September 5th, 2009

So It Goes

Part 3

With the chutzpah of youth, I dashed off three columns about absolutely nothing. It was one of those rare, unseasonably warm days that sometimes occur in January–days that trick you into thinking winter is over, after which the cold and snow clamp down harder than ever. I got on my bike and rode through steaming slush to the newspaper offices. There behind the Arby’s Roast Beef and across the street from the 1,000th McDonald’s Restaurant was the Suburban Times. I picked the Times because the editor, Bob Burns, had his own weekly column, one with a terrific name: While Burns Roams. And because the paper was green. Green was my favorite color.

I left my bike by the door–but not too close to the door. I didn’t want anyone to see that I didn’t have a car, or at least, a car that actually ran. You didn’t have to lock your bike then; the fact that nothing happened in Des Plaines meant that no one stole bikes off the street.

When I opened the door I left the world where doors were closed and nothing happened. Inside this anonymous Pepto-Bismol-colored building there was a hive of activity as reporters, printers, and other functionaries scurried around openng doors and finding out everything they could about the Land of Grim Faces. Perhaps, I thought, something did happen in this town; I just didn’t know about it.

The receptionist wore clear tear-shaped glasses with sparkles at the corners. “Please have a seat,” she said when I handed her my sample columns. “I’ll take these to Mr. Burns.”

To my surprise and consternation, the receptionist came back to say he was in the office, and he would see me shortly. I had expected to hand the columns over and slink off on my bike, unseen. I waited, watching reporters hurry out in rumpled shirts and ties loosened at the neck. Others, probably advertising people, came in with suits, belching after their big business lunches. It all seemed terribly exciting.
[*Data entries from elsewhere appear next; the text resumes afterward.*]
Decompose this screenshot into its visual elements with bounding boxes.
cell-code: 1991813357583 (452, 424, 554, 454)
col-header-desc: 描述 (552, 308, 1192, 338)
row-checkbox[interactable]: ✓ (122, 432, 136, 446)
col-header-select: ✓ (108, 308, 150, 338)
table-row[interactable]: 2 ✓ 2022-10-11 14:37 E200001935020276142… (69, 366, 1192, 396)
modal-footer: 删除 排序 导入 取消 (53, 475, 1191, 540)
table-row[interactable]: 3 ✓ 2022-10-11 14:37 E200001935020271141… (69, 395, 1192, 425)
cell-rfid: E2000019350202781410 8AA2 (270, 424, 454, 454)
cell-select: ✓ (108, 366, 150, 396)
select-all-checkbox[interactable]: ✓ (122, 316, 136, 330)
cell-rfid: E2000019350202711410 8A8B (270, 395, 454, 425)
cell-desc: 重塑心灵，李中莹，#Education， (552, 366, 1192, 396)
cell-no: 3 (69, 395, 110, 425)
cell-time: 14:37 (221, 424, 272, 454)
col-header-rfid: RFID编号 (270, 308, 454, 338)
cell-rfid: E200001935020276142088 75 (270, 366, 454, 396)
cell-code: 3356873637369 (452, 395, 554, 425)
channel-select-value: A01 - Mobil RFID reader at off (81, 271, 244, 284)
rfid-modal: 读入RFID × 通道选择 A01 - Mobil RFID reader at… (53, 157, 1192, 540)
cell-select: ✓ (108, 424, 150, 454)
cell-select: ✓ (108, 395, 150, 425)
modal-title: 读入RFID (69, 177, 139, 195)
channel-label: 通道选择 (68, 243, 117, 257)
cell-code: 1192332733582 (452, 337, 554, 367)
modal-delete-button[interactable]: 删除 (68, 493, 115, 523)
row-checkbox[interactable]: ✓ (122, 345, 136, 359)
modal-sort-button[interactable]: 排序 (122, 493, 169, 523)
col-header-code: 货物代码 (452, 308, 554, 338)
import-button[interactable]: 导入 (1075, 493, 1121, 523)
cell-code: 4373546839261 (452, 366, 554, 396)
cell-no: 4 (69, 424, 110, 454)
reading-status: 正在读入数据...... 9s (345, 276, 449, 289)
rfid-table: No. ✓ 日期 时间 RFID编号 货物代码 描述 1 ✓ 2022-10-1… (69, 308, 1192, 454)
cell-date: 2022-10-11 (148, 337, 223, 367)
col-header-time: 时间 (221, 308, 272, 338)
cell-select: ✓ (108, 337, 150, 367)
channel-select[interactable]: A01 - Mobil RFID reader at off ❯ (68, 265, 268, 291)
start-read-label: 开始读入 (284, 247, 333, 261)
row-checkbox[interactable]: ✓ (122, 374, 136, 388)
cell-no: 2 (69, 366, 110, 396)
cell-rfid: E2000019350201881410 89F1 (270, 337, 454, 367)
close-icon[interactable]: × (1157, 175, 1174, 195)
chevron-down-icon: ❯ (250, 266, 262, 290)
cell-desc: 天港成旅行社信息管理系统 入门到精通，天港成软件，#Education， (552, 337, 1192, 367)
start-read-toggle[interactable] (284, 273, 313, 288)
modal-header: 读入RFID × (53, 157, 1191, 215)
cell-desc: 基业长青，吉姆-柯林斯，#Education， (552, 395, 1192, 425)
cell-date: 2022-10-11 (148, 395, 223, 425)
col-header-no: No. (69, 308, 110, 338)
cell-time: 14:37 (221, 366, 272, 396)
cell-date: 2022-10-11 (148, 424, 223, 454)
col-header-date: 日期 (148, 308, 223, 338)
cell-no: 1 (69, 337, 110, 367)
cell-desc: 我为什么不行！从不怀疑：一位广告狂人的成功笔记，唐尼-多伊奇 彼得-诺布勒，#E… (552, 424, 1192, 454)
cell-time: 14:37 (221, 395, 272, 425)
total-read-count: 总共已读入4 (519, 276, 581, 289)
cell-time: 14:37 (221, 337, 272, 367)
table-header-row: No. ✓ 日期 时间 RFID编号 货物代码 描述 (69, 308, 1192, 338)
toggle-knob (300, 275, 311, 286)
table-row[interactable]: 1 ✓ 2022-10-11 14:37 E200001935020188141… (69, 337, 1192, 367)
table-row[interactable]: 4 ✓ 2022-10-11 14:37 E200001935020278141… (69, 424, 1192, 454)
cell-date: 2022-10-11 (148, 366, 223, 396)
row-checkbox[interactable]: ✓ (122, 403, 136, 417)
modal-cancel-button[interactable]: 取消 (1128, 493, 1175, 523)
There wasn’t a splinter of wood in that building. All was hard, and modern, and cutting-edge for the 1970s. The chairs in the waiting area were hard metal, the floor linoleum cracked and with dirt triangles at the corners. The walls were green cinder block, the desks brown steel, the cubicles metal covered with cloth. it seemed I sat in the reception area for an hour or more. I memorized the dirt streaks left on the flesh-colored linoleum, which was cracking in some of the corners. The cinder block walls were colored green, the same as the newspaper itself.

The receptionist’s phone rang. “Mr. Burns will see you now.”

Burns did not get up, but motioned me to take a seat. To my consternation, he proceeded to read my work right in front of me. I sat, pulling my fingers, twiddling my thumbs. Good editors, I know now, are like that: they read quickly so they can move on to other things. They also an’t resist checking out copy that seems even remotely interesting. I looked around a the bodies scurrying to and fro in the office, answering phones, standing, talking about news, laughing cynically. Those in the front were in shirts and ties or dresses and pantsuits. In the back, where the presses loomed like great green monsters, burly men climbed up on machines wearing dirty coveralls. an acidic smell gave a tang to the air. The clacking of typewriter keys, the ringing of very loud desk telephones, the whirr of hot wax machines, all took my mind off the fact that someone was reading my words right in front of me. Newspapers in those days were noisy, violent places, places where ink was smashed onto paper, paper was physically glued onto other paper, paper was photographed and etched with acid and burned onto metal plates, and the plates were squeezed under enormous pressure and webs of newsprint were rolled between them. Then the rolls were sliced and folded and bound into bundles. It was a brutal landscape, a sort of blacksmith’s forge where words and pages were pounded, baked, and forced into shape. I never wanted to leave it.

Burns let out his breath quickly all at once and I snapped to attention. I couldn’t tell if he was sighing from amusement or disgust. Then he picked up a pen and started marking up my writing, like one of my college professors. The pen danced, slashed, and then stabbed the paper, which he was still holding suspended between the desk and his face. I dared not speak.

Finally he handed the sheets back to me. “Pretty good,” he said in a surprisingly soft and boyish voice. “Fix them up and bring ‘em back, and we’ll get them in there some time when we have room.” There was no talk about money. I think I shook his hand. I don’t remember leaving, getting on my bike, or riding home. I do remember that the stores, the streets, the cars, and the few pedestrians no longer seemed so foreign to me. Now that I had a role to play, a job to fulfill, I was one of them.